2 DPGs joined forces to tackle COVID-19 in Sri Lanka
From resource management to certification, the COVID-19 pandemic underscored the need for digital solutions that could help countries respond quickly to an urgent challenge. Sri Lanka, like most countries, needed digital systems that could adapt to the challenges posed by COVID-19. A specific type of digital solution came to the rescue. Sri Lanka used two Digital Public Goods (DPGs) – Digital Infrastructure for Verifiable Open Credentialing (DIVOC) and District Health Information Software 2 (DHIS2) – as part of its COVID-19 response.
Addressing unforeseen challenges
Before the pandemic, DHIS2 was being used by Sri Lanka’s Ministry of Health (MoH) to track and manage the country’s health data. DHIS2 is an open-source software developed by the Health Information Systems Programme (HISP) at the University of Oslo. The local DHIS2 partner for Sri Lanka’s MoH is HISP, Sri Lanka. In January 2020, soon after the first suspected case of COVID-19 was registered in the country, HISP Sri Lanka deployed a real-time COVID-19 registration, surveillance, and monitoring system – DHIS2 Tracker – on its existing health platform using DHIS2.
A new challenge
With vaccine drives underway in 2021, Sri Lanka turned its attention to another pressing issue: the need for secure and verifiable certificates so that its citizens could prove their vaccination status when they traveled to other countries. This is where DIVOC came into the picture. Developed by eGovernments Foundation, DIVOC is an open-source platform that enables countries to manage large-scale vaccination certifications and other public health programmes. Built in India for the world as a digital public good, the platform allows countries to use its components together or as an individual solution. Sri Lanka implemented a core module of DIVOC – its certificate component – which allows implementing partners to issue, verify, update, revoke, and distribute secure and tamper-proof digital certificates.
The Integration
The DIVOC team started interacting with MoH and ICTA teams in March 2021. Discussions were also conducted with HISP-Sri Lanka technical teams.After multiple rounds of discussions, ICTA, in collaboration with MoH, implemented DIVOC’s certificate service. HISP Sri Lanka in partnership with ICTA integrated DIVOC’s certificate module with the DHIS2 tracker to generate digitally signed verifiable COVID-19 vaccination certificates in Sri Lanka. The service went live in July 2021, making it the first country where DIVOC was deployed after India. COVID-19 vaccination certificates issued in Sri Lanka use the native DIVOC-QR encoding specification and are compliant with the WHO-Digital Documentation of COVID-19 Certificates (DDCC) data specification.

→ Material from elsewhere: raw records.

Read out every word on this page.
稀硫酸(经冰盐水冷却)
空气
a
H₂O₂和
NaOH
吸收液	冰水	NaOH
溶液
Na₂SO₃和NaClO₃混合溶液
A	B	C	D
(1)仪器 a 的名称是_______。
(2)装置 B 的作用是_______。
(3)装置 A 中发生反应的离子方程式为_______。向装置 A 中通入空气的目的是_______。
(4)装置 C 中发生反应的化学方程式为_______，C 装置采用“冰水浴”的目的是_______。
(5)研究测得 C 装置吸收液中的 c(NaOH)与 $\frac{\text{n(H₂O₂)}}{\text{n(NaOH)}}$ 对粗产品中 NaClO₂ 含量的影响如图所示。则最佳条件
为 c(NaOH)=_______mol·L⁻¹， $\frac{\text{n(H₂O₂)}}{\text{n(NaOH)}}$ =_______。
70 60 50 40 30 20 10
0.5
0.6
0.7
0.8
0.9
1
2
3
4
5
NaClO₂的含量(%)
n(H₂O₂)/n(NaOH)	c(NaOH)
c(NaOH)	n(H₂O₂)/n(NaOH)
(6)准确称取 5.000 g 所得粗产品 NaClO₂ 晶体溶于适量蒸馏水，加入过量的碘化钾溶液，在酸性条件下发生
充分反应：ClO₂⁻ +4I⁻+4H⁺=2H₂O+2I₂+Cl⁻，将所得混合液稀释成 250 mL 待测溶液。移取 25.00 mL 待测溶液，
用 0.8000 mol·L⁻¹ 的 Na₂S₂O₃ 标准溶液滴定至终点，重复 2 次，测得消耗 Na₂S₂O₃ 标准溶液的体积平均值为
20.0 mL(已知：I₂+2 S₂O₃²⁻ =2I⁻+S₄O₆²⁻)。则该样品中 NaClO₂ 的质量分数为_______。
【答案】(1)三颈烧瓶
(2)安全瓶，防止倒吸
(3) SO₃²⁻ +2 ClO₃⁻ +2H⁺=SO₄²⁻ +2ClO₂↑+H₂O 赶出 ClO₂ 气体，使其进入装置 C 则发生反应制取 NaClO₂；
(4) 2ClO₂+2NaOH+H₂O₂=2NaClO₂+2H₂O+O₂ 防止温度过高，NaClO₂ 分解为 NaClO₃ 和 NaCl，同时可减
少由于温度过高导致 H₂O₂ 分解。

DIVOC’s certificate component was hosted in the Sri Lankan government’s national data center, which is maintained by the ICTA. In this integrated environment, the DHIS2 tracker worked as the centrally-maintained source system for recording/aggregating and tracking all COVID-19 vaccination events, and DIVOC as the certificate component (for both generation and verification purposes).
Where we are today
Sri Lanka extended this service to citizens planning to travel overseas and for government functionaries. Since its deployment, over 585,060 COVID-19 vaccination certificates have been issued (till July 2022) to Sri Lankan citizens on demand to aid in their international travels. Besides certificate generation, DIVOC’s update certificate service is enabling the country to rectify mistakes or make changes to the certificate. DIVOC has also set up a public portal for Sri Lanka to allow verification of the issued certificates by authorised verifiers.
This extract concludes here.